Джимми поднялся, держась за перила.
– Не понимаю, о чем ты говоришь.
– Ты убил обоих – Рея Харриса и Дейва Бойла, Джимми. Я пришел сюда, думая, что это бред, но теперь я по лицу твоему все понял. Ты сумасшедший, псих, сволочь проклятая – ты это сделал! Ты убил Дейва! Ты Дейва Бой л а убил! Нашего друга, Джимми!
Джимми фыркнул:
– Нашего друга? Что ж, правда, мальчик со Стрелки, тебе он был приятелем. Вы вечно вместе ошивались, ведь так?
Шон надвинулся на него:
– Он был нашим другом, Джимми. Ты помнишь?
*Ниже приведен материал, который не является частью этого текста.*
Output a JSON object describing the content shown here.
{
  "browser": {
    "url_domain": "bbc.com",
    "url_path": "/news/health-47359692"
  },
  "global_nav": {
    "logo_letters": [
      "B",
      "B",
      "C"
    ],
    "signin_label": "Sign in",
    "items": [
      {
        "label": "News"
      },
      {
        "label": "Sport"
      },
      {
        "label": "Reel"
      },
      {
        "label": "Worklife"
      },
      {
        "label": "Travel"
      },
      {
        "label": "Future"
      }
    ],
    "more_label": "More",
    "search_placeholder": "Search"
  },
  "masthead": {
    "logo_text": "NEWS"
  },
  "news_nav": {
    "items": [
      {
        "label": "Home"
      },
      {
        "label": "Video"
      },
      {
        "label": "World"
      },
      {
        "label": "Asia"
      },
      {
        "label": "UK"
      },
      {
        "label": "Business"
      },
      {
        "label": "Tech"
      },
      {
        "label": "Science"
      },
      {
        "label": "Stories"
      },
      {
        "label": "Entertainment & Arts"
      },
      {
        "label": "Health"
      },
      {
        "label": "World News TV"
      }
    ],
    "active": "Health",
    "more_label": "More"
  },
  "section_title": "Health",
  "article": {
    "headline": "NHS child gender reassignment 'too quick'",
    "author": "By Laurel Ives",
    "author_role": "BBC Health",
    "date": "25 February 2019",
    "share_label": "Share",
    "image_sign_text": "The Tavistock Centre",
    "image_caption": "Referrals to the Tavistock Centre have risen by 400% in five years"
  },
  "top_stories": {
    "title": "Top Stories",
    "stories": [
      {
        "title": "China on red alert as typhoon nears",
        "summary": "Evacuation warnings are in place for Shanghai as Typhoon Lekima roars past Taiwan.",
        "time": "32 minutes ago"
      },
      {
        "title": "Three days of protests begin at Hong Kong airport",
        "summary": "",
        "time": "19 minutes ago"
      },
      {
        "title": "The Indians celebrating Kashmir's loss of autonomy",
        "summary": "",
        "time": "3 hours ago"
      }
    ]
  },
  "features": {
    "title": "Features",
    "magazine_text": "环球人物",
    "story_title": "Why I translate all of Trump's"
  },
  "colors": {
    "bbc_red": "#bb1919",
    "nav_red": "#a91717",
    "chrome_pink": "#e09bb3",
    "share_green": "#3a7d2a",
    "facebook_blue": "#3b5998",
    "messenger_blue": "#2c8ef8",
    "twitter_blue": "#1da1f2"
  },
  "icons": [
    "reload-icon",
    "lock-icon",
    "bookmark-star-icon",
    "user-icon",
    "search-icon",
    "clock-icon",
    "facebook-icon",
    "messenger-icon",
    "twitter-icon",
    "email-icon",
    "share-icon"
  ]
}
Джимми заглянул Шону в глаза и подумал, уж не хочет ли тот его ударить.
– В последний раз, – сказал он, – я виделся с Дейвом вчера вечером у меня дома. – И, отстранив Шона, направился через улицу. – А больше я его не видел.
– Вранье собачье!
Он повернулся и развел руками, глядя на Шона:
– Так арестуй меня, если ты так в этом уверен! – Я представлю доказательства, – сказал Шон. – Ты знаешь, что так и будет.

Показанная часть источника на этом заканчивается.